In the late 60s and 70s to our great astonishment and delight we saw that a lot more things could be drawn, published and liked than we were accustomed to. It had its influence, as today we have the graphic novel and plenty of comics by individual artists. But then, not all the wild freedom of those days did last, at least not for me. Some of my old artwork created a scandal when published 30 years later in Penthouse Comix magazine in 2001. At the very last moment four pages were cut by hand from all 25.000 copies before they went into circulation. History comes by waves.
If you could change one thing in the world (and comics world) and it would become a reality, what would that be?
The disappearance of sadism. I know why it exists, but I think it is one of the most horrible consequences of the whole structure of our existence. I am for love and tenderness, not sadism. In the comics world I would change nothing, not even a ban on bad artists. Comics were often a kind of folk art, not taken too serious, a bit under the radar. On the one hand it is frustrating for artists giving their all to create their best work, but on the other hand it may give them the freedom they need.
What experiences have triggered your ideas most?
Emotions like shame, fear, desire, despair… I have had my share of them, like everybody else, and while in real life they are not always easy to go through, (well, desire is not so bad) they make great building blocks for stories. Without emotions stories are flat and dead as roadkill. Watching story characters suffer the same awful moments that you remember (or try to forget) is liberating and fun. And it will add years to your life!
"What I miss most is the poetic freedom. Comics that you can read upside down, jokes about ladies’s corsets, a complete German family stranded on an island inhabited by a black tribe, a Kat who loves bricks being thrown at him, (or her…). It feels all so surreal today!" Artwork © Evert Geradts
What is the impact of comics and music on the racial, political and socio-cultural implications?
Music and comics can help realize changes that are floating in the air, as they reach a big public. Nowadays these changes will start more on the internet, which is much faster than other media. But music, books or comics can produce reference points. They last longer than a Facebook discussion.
Where would you really want to go via a time machine and what memorabilia (books, records) would you put in?
I really would like to go into the past, any past, mainly to see if people walked, talked, moved or sang differently than they do today. We don’t have movies from the past, we only have paintings, drawings and musical scores on paper. It would be great to see the past as a reliable movie, not something invented by Hollywood. Watching the real Mozart playing, spending a few hours in Jheronimus Bosch’s workshop… I’d like to see cavemen or cavewomen do their paintings in the Lascaux grottoes. What I’d take back would be my HD videos. On the other hand, I’d like to go back to the 1950’s to buy a stack of Action Comics with the first Superman story and be a millionnaire on my return!
How you would spend a day with Donald Duck?
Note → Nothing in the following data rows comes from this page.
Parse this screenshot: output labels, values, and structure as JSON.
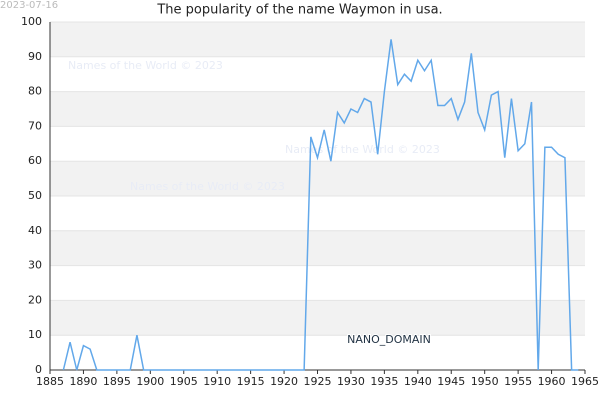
{
  "chart_data": {
    "type": "line",
    "title": "The popularity of the name Waymon in usa.",
    "date_stamp": "2023-07-16",
    "watermarks": [
      "Names of the World © 2023",
      "Names of the World © 2023",
      "Names of the World © 2023"
    ],
    "domain_label": "NANO_DOMAIN",
    "x": [
      1887,
      1888,
      1889,
      1890,
      1891,
      1892,
      1893,
      1894,
      1895,
      1896,
      1897,
      1898,
      1899,
      1900,
      1901,
      1902,
      1903,
      1904,
      1905,
      1906,
      1907,
      1908,
      1909,
      1910,
      1911,
      1912,
      1913,
      1914,
      1915,
      1916,
      1917,
      1918,
      1919,
      1920,
      1921,
      1922,
      1923,
      1924,
      1925,
      1926,
      1927,
      1928,
      1929,
      1930,
      1931,
      1932,
      1933,
      1934,
      1935,
      1936,
      1937,
      1938,
      1939,
      1940,
      1941,
      1942,
      1943,
      1944,
      1945,
      1946,
      1947,
      1948,
      1949,
      1950,
      1951,
      1952,
      1953,
      1954,
      1955,
      1956,
      1957,
      1958,
      1959,
      1960,
      1961,
      1962,
      1963,
      1964
    ],
    "series": [
      {
        "color": "#62a8ea",
        "values": [
          0,
          8,
          0,
          7,
          6,
          0,
          0,
          0,
          0,
          0,
          0,
          10,
          0,
          0,
          0,
          0,
          0,
          0,
          0,
          0,
          0,
          0,
          0,
          0,
          0,
          0,
          0,
          0,
          0,
          0,
          0,
          0,
          0,
          0,
          0,
          0,
          0,
          67,
          61,
          69,
          60,
          74,
          71,
          75,
          74,
          78,
          77,
          62,
          80,
          95,
          82,
          85,
          83,
          89,
          86,
          89,
          76,
          76,
          78,
          72,
          77,
          91,
          74,
          69,
          79,
          80,
          61,
          78,
          63,
          65,
          77,
          0,
          64,
          64,
          62,
          61,
          0,
          0
        ]
      }
    ],
    "xlim": [
      1885,
      1965
    ],
    "xticks": [
      1885,
      1890,
      1895,
      1900,
      1905,
      1910,
      1915,
      1920,
      1925,
      1930,
      1935,
      1940,
      1945,
      1950,
      1955,
      1960,
      1965
    ],
    "ylim": [
      0,
      100
    ],
    "yticks": [
      0,
      10,
      20,
      30,
      40,
      50,
      60,
      70,
      80,
      90,
      100
    ],
    "grid": true
  }
}
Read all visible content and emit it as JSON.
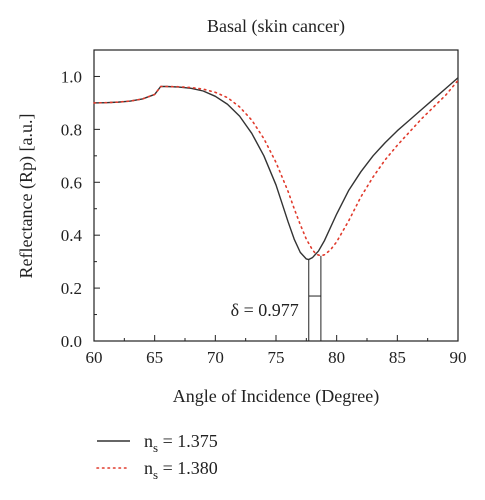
{
  "chart_data": {
    "type": "line",
    "title": "Basal (skin cancer)",
    "xlabel": "Angle of Incidence (Degree)",
    "ylabel": "Reflectance (Rp) [a.u.]",
    "xlim": [
      60,
      90
    ],
    "ylim": [
      0,
      1.1
    ],
    "xticks": [
      60,
      65,
      70,
      75,
      80,
      85,
      90
    ],
    "yticks": [
      0.0,
      0.2,
      0.4,
      0.6,
      0.8,
      1.0
    ],
    "ytick_labels": [
      "0.0",
      "0.2",
      "0.4",
      "0.6",
      "0.8",
      "1.0"
    ],
    "grid": false,
    "legend_position": "below",
    "annotation": {
      "text": "δ = 0.977",
      "x_left": 77.7,
      "x_right": 78.7,
      "y_arrow": 0.17
    },
    "series": [
      {
        "label_main": "n",
        "label_sub": "s",
        "label_value": " = 1.375",
        "color": "#333333",
        "style": "solid",
        "x": [
          60,
          61,
          62,
          63,
          64,
          65,
          65.3,
          65.5,
          66,
          67,
          68,
          69,
          70,
          71,
          72,
          73,
          74,
          75,
          75.5,
          76,
          76.5,
          77,
          77.5,
          77.7,
          78,
          78.5,
          79,
          80,
          81,
          82,
          83,
          84,
          85,
          86,
          87,
          88,
          89,
          90
        ],
        "y": [
          0.9,
          0.901,
          0.903,
          0.907,
          0.915,
          0.932,
          0.95,
          0.962,
          0.962,
          0.96,
          0.955,
          0.945,
          0.925,
          0.895,
          0.85,
          0.785,
          0.7,
          0.59,
          0.52,
          0.45,
          0.385,
          0.335,
          0.31,
          0.308,
          0.315,
          0.34,
          0.38,
          0.48,
          0.57,
          0.64,
          0.7,
          0.75,
          0.795,
          0.835,
          0.875,
          0.915,
          0.955,
          0.995
        ]
      },
      {
        "label_main": "n",
        "label_sub": "s",
        "label_value": " = 1.380",
        "color": "#e03a2c",
        "style": "dotted",
        "x": [
          60,
          61,
          62,
          63,
          64,
          65,
          65.3,
          65.5,
          66,
          67,
          68,
          69,
          70,
          71,
          72,
          73,
          74,
          75,
          76,
          76.5,
          77,
          77.5,
          78,
          78.3,
          78.7,
          79,
          79.5,
          80,
          81,
          82,
          83,
          84,
          85,
          86,
          87,
          88,
          89,
          90
        ],
        "y": [
          0.9,
          0.901,
          0.903,
          0.907,
          0.915,
          0.932,
          0.95,
          0.962,
          0.962,
          0.961,
          0.958,
          0.952,
          0.94,
          0.92,
          0.885,
          0.835,
          0.765,
          0.675,
          0.565,
          0.5,
          0.44,
          0.385,
          0.345,
          0.328,
          0.322,
          0.326,
          0.345,
          0.375,
          0.455,
          0.545,
          0.62,
          0.685,
          0.74,
          0.79,
          0.84,
          0.885,
          0.93,
          0.985
        ]
      }
    ]
  }
}
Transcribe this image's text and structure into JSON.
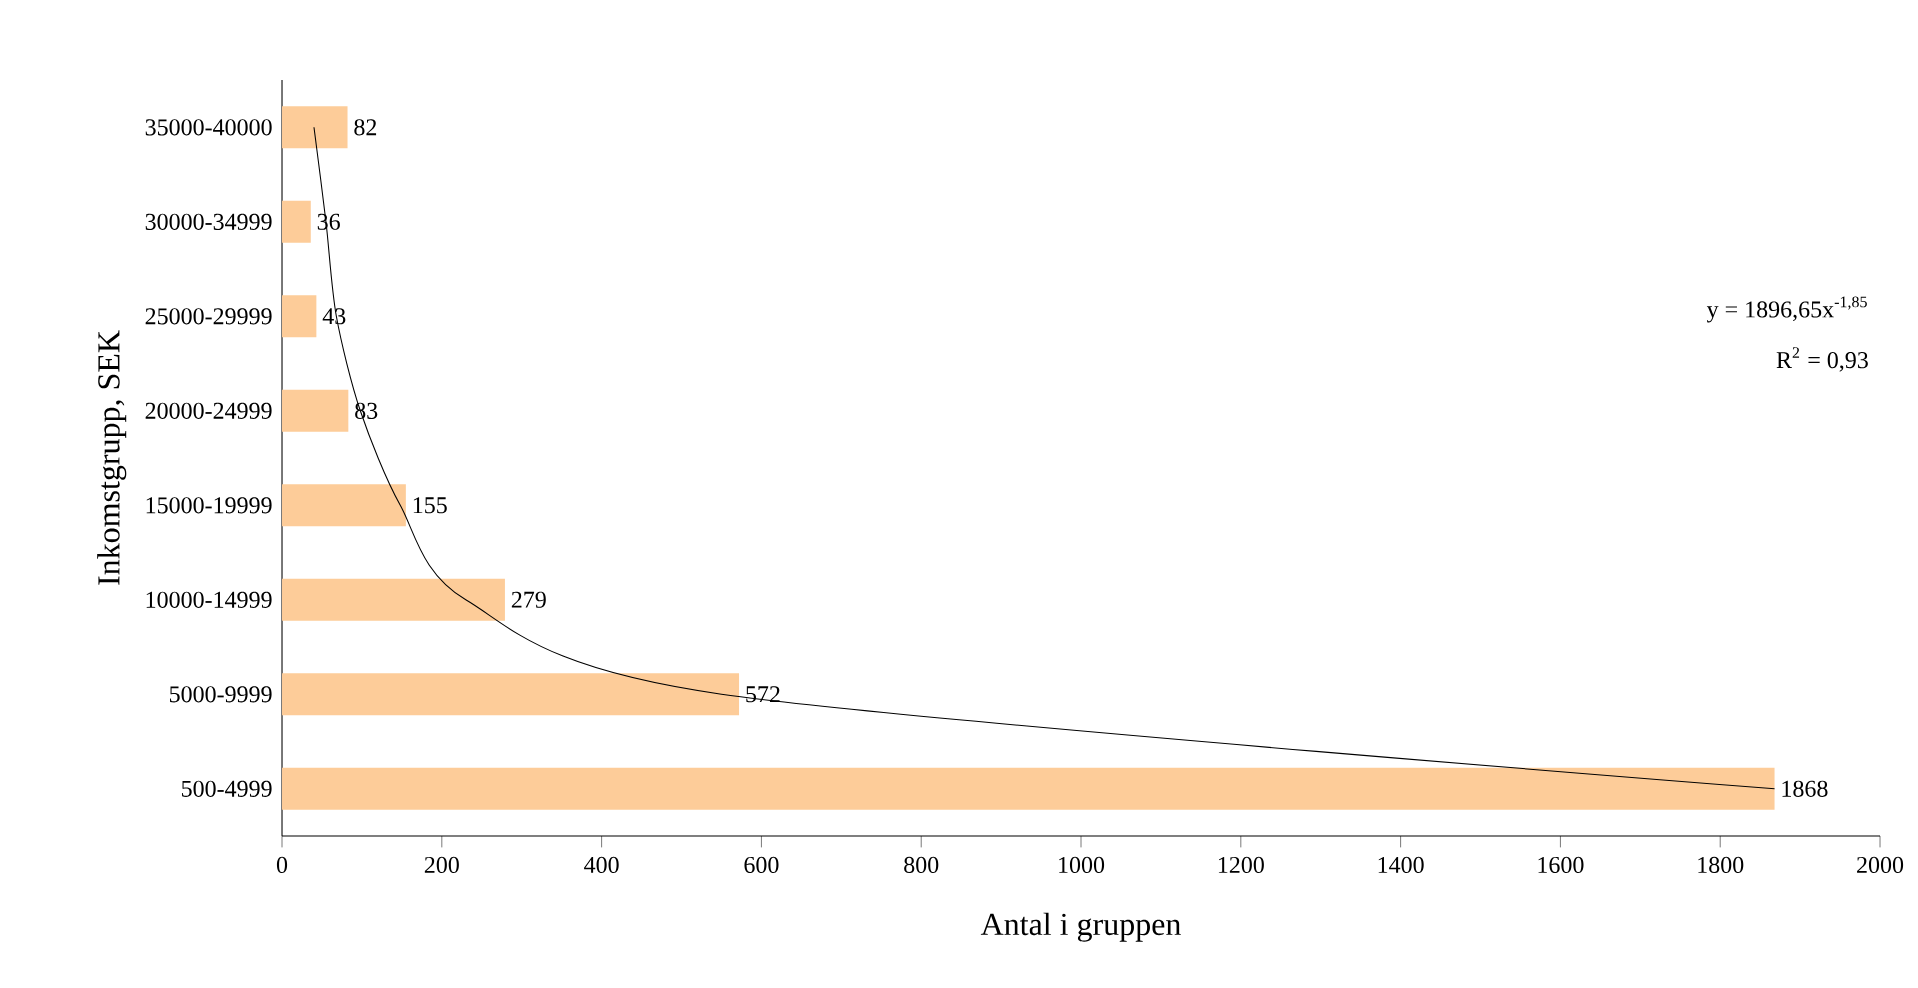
{
  "chart_data": {
    "type": "bar",
    "orientation": "horizontal",
    "xlabel": "Antal i gruppen",
    "ylabel": "Inkomstgrupp, SEK",
    "categories": [
      "35000-40000",
      "30000-34999",
      "25000-29999",
      "20000-24999",
      "15000-19999",
      "10000-14999",
      "5000-9999",
      "500-4999"
    ],
    "series": [
      {
        "color": "#fdcc99",
        "values": [
          82,
          36,
          43,
          83,
          155,
          279,
          572,
          1868
        ],
        "value_labels": [
          "82",
          "36",
          "43",
          "83",
          "155",
          "279",
          "572",
          "1868"
        ]
      },
      {
        "type": "line",
        "color": "#000000",
        "values": [
          40,
          55,
          68,
          98,
          148,
          230,
          550,
          1868
        ]
      }
    ],
    "xlim": [
      0,
      2000
    ],
    "xticks": [
      0,
      200,
      400,
      600,
      800,
      1000,
      1200,
      1400,
      1600,
      1800,
      2000
    ],
    "annotations": [
      "y = 1896,65x$^{-1,85}$",
      "R$^{2}$ = 0,93"
    ]
  }
}
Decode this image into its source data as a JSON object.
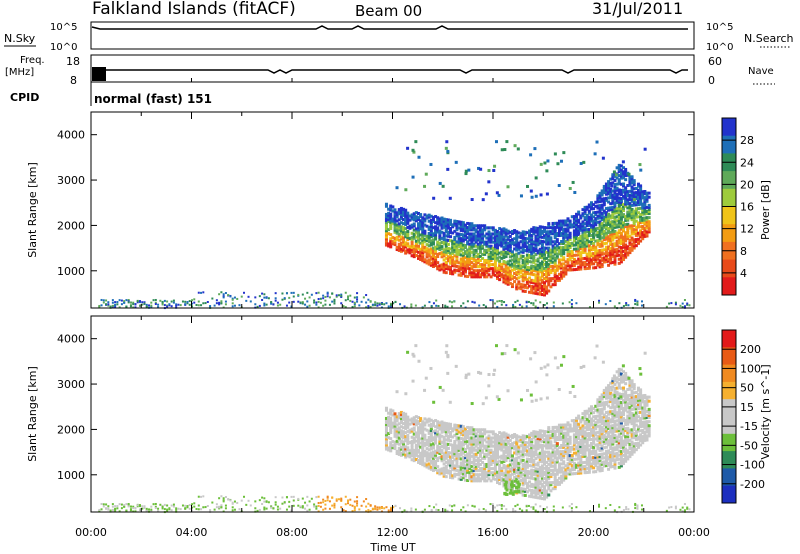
{
  "header": {
    "station": "Falkland Islands (fitACF)",
    "beam": "Beam 00",
    "date": "31/Jul/2011"
  },
  "top_panels": {
    "nsky_label": "N.Sky",
    "nsearch_label": "N.Search",
    "freq_label_1": "Freq.",
    "freq_label_2": "[MHz]",
    "nave_label": "Nave",
    "cpid_label": "CPID",
    "cpid_value": "normal (fast) 151",
    "noise_ticks": [
      "10^5",
      "10^0"
    ],
    "freq_ticks": [
      "18",
      "8"
    ],
    "nave_ticks": [
      "60",
      "0"
    ]
  },
  "colors": {
    "power": [
      "#2233cc",
      "#1e6fb8",
      "#2e8b57",
      "#5faa5a",
      "#9ecb3c",
      "#f0c419",
      "#f39c12",
      "#f07020",
      "#e84a1a",
      "#e21b1b"
    ],
    "velocity": [
      "#1c2fbf",
      "#1e5aa8",
      "#2e8b57",
      "#6cbf3a",
      "#c8c8c8",
      "#c8c8c8",
      "#f5b030",
      "#f08a20",
      "#e85a15",
      "#e31a1a"
    ]
  },
  "chart_data": [
    {
      "type": "heatmap",
      "name": "power-panel",
      "xlabel": "Time UT",
      "ylabel": "Slant Range [km]",
      "colorbar_label": "Power [dB]",
      "colorbar_ticks": [
        "28",
        "24",
        "20",
        "16",
        "12",
        "8",
        "4"
      ],
      "y_ticks": [
        1000,
        2000,
        3000,
        4000
      ],
      "ylim": [
        180,
        4500
      ],
      "x_ticks": [
        "00:00",
        "04:00",
        "08:00",
        "12:00",
        "16:00",
        "20:00",
        "00:00"
      ],
      "xlim_hours": [
        0,
        24
      ],
      "scatter_region": {
        "start_hour": 11.7,
        "end_hour": 22.2,
        "lower_edge_km": [
          [
            11.7,
            1600
          ],
          [
            13,
            1300
          ],
          [
            14,
            1000
          ],
          [
            15,
            900
          ],
          [
            16,
            900
          ],
          [
            17,
            600
          ],
          [
            18,
            500
          ],
          [
            19,
            1050
          ],
          [
            20,
            1100
          ],
          [
            21,
            1200
          ],
          [
            22,
            1800
          ]
        ],
        "upper_edge_km": [
          [
            11.7,
            2500
          ],
          [
            13,
            2300
          ],
          [
            15,
            2100
          ],
          [
            17,
            1900
          ],
          [
            19,
            2200
          ],
          [
            20,
            2600
          ],
          [
            21,
            3400
          ],
          [
            22,
            2800
          ]
        ]
      }
    },
    {
      "type": "heatmap",
      "name": "velocity-panel",
      "xlabel": "Time UT",
      "ylabel": "Slant Range [km]",
      "colorbar_label": "Velocity [m s^-1]",
      "colorbar_ticks": [
        "200",
        "100",
        "50",
        "15",
        "-15",
        "-50",
        "-100",
        "-200"
      ],
      "y_ticks": [
        1000,
        2000,
        3000,
        4000
      ],
      "ylim": [
        180,
        4500
      ],
      "x_ticks": [
        "00:00",
        "04:00",
        "08:00",
        "12:00",
        "16:00",
        "20:00",
        "00:00"
      ],
      "xlim_hours": [
        0,
        24
      ]
    }
  ]
}
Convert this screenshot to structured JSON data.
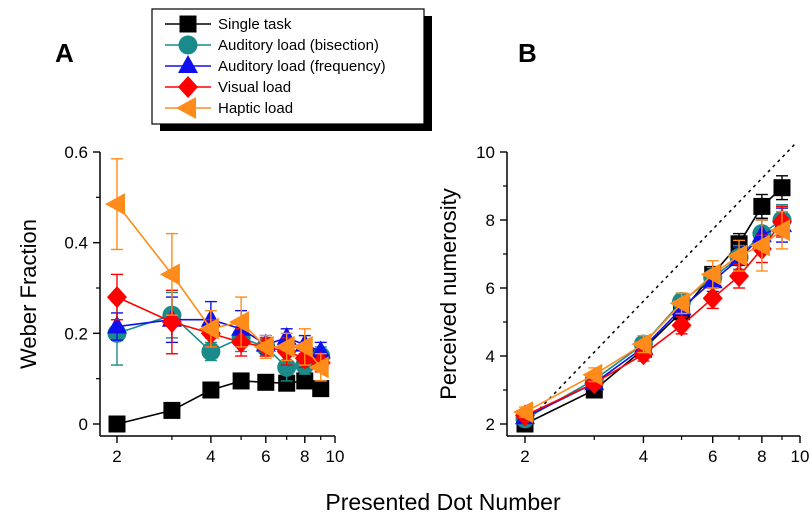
{
  "xlabel": "Presented Dot Number",
  "legend": [
    {
      "name": "Single task",
      "color": "#000000",
      "marker": "square"
    },
    {
      "name": "Auditory load (bisection)",
      "color": "#1a8a8a",
      "marker": "circle"
    },
    {
      "name": "Auditory load (frequency)",
      "color": "#1010ee",
      "marker": "triangle-up"
    },
    {
      "name": "Visual load",
      "color": "#ff0000",
      "marker": "diamond"
    },
    {
      "name": "Haptic load",
      "color": "#ff8c1a",
      "marker": "triangle-left"
    }
  ],
  "chart_data": [
    {
      "type": "line",
      "panel": "A",
      "ylabel": "Weber Fraction",
      "xscale": "log",
      "xlim": [
        1.85,
        10.5
      ],
      "ylim": [
        -0.02,
        0.62
      ],
      "xticks": [
        2,
        4,
        6,
        8,
        10
      ],
      "xtick_labels": [
        "2",
        "4",
        "6",
        "8",
        "10"
      ],
      "yticks": [
        0,
        0.2,
        0.4,
        0.6
      ],
      "ytick_labels": [
        "0",
        "0.2",
        "0.4",
        "0.6"
      ],
      "x": [
        2,
        3,
        4,
        5,
        6,
        7,
        8,
        9
      ],
      "series": [
        {
          "name": "Single task",
          "values": [
            0.0,
            0.03,
            0.075,
            0.095,
            0.092,
            0.09,
            0.095,
            0.078
          ],
          "errors": [
            0.005,
            0.008,
            0.01,
            0.01,
            0.008,
            0.01,
            0.01,
            0.008
          ]
        },
        {
          "name": "Auditory load (bisection)",
          "values": [
            0.2,
            0.24,
            0.16,
            0.19,
            0.17,
            0.125,
            0.13,
            0.15
          ],
          "errors": [
            0.07,
            0.05,
            0.02,
            0.03,
            0.02,
            0.03,
            0.02,
            0.02
          ]
        },
        {
          "name": "Auditory load (frequency)",
          "values": [
            0.215,
            0.23,
            0.23,
            0.21,
            0.175,
            0.19,
            0.175,
            0.16
          ],
          "errors": [
            0.03,
            0.05,
            0.04,
            0.04,
            0.02,
            0.02,
            0.02,
            0.02
          ]
        },
        {
          "name": "Visual load",
          "values": [
            0.28,
            0.225,
            0.2,
            0.18,
            0.17,
            0.16,
            0.145,
            0.135
          ],
          "errors": [
            0.05,
            0.07,
            0.03,
            0.03,
            0.02,
            0.03,
            0.02,
            0.02
          ]
        },
        {
          "name": "Haptic load",
          "values": [
            0.485,
            0.33,
            0.21,
            0.225,
            0.17,
            0.17,
            0.17,
            0.125
          ],
          "errors": [
            0.1,
            0.09,
            0.04,
            0.055,
            0.025,
            0.03,
            0.04,
            0.03
          ]
        }
      ]
    },
    {
      "type": "line",
      "panel": "B",
      "ylabel": "Perceived numerosity",
      "xscale": "log",
      "xlim": [
        1.85,
        10.5
      ],
      "ylim": [
        1.9,
        10.2
      ],
      "xticks": [
        2,
        4,
        6,
        8,
        10
      ],
      "xtick_labels": [
        "2",
        "4",
        "6",
        "8",
        "10"
      ],
      "yticks": [
        2,
        4,
        6,
        8,
        10
      ],
      "ytick_labels": [
        "2",
        "4",
        "6",
        "8",
        "10"
      ],
      "identity_line": true,
      "x": [
        2,
        3,
        4,
        5,
        6,
        7,
        8,
        9
      ],
      "series": [
        {
          "name": "Single task",
          "values": [
            2.0,
            3.0,
            4.2,
            5.3,
            6.4,
            7.3,
            8.4,
            8.95
          ],
          "errors": [
            0.1,
            0.15,
            0.15,
            0.2,
            0.2,
            0.3,
            0.35,
            0.35
          ]
        },
        {
          "name": "Auditory load (bisection)",
          "values": [
            2.15,
            3.3,
            4.35,
            5.6,
            6.3,
            6.9,
            7.6,
            8.0
          ],
          "errors": [
            0.1,
            0.15,
            0.2,
            0.25,
            0.3,
            0.35,
            0.4,
            0.45
          ]
        },
        {
          "name": "Auditory load (frequency)",
          "values": [
            2.2,
            3.2,
            4.25,
            5.4,
            6.2,
            6.85,
            7.55,
            7.85
          ],
          "errors": [
            0.1,
            0.15,
            0.2,
            0.25,
            0.3,
            0.35,
            0.45,
            0.5
          ]
        },
        {
          "name": "Visual load",
          "values": [
            2.25,
            3.2,
            4.05,
            4.9,
            5.7,
            6.35,
            7.15,
            7.95
          ],
          "errors": [
            0.1,
            0.15,
            0.2,
            0.25,
            0.3,
            0.35,
            0.4,
            0.45
          ]
        },
        {
          "name": "Haptic load",
          "values": [
            2.35,
            3.45,
            4.35,
            5.55,
            6.4,
            6.95,
            7.25,
            7.7
          ],
          "errors": [
            0.15,
            0.2,
            0.25,
            0.3,
            0.4,
            0.45,
            0.75,
            0.55
          ]
        }
      ]
    }
  ]
}
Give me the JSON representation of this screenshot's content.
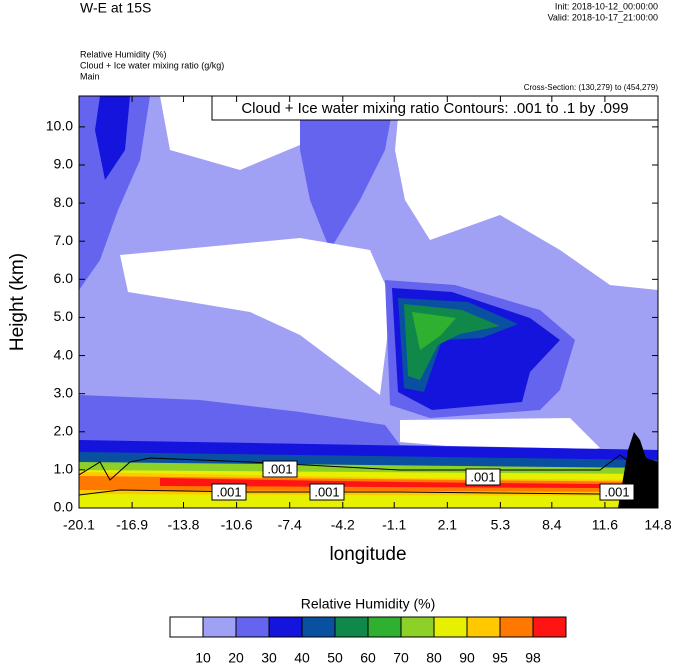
{
  "chart_data": {
    "type": "contour",
    "title": "W-E at 15S",
    "init": "Init: 2018-10-12_00:00:00",
    "valid": "Valid: 2018-10-17_21:00:00",
    "fields": [
      "Relative Humidity   (%)",
      "Cloud + Ice water mixing ratio   (g/kg)",
      "Main"
    ],
    "cross_section": "Cross-Section: (130,279) to (454,279)",
    "contour_info": "Cloud + Ice water mixing ratio Contours: .001 to .1 by .099",
    "contour_labels": [
      ".001",
      ".001",
      ".001",
      ".001",
      ".001"
    ],
    "y_label": "Height (km)",
    "x_label": "longitude",
    "xlim": [
      -20.1,
      14.8
    ],
    "xticks": [
      -20.1,
      -16.9,
      -13.8,
      -10.6,
      -7.4,
      -4.2,
      -1.1,
      2.1,
      5.3,
      8.4,
      11.6,
      14.8
    ],
    "ylim": [
      0,
      10.81
    ],
    "yticks": [
      {
        "value": 0,
        "label": "0.0"
      },
      {
        "value": 1,
        "label": "1.0"
      },
      {
        "value": 2,
        "label": "2.0"
      },
      {
        "value": 3,
        "label": "3.0"
      },
      {
        "value": 4,
        "label": "4.0"
      },
      {
        "value": 5,
        "label": "5.0"
      },
      {
        "value": 6,
        "label": "6.0"
      },
      {
        "value": 7,
        "label": "7.0"
      },
      {
        "value": 8,
        "label": "8.0"
      },
      {
        "value": 9,
        "label": "9.0"
      },
      {
        "value": 10,
        "label": "10.0"
      }
    ],
    "colorbar_title": "Relative Humidity  (%)",
    "levels": [
      10,
      20,
      30,
      40,
      50,
      60,
      70,
      80,
      90,
      95,
      98
    ],
    "colors": [
      "#ffffff",
      "#a0a0f5",
      "#6464ee",
      "#1414dc",
      "#0a50a0",
      "#10884a",
      "#30b030",
      "#8cd028",
      "#e6f000",
      "#ffc800",
      "#ff7800",
      "#ff1414"
    ]
  }
}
One of my first stories had this same subject! My hero finds himself in Duckburg, and in a well-known Donald Duck story too. He knows where Donald will make a consequential mistake which he repairs to save Donald from ruin, only to learn that on his return, his favorite Duck story doesn’t exist anymore. He killed it. The moral was that good stories always have a pivotal moment where everything starts to turn into a disaster, but that this is necessary to build an interesting story. I showed my story to the great Carl Barks himself, when I visited him in 1973, with Glenn Bray. Little did I know that later I would follow in his footsteps.
What would you say to David Bowie?
How is life in Paradise?
What would you like to ask FUTUREMAN?
Everything about his place of birth, his family, his brothers and his sisters, what he did in life, his plans for the future, his musical tastes, his political views, anything. Stories interest me and I am a dedicated listener.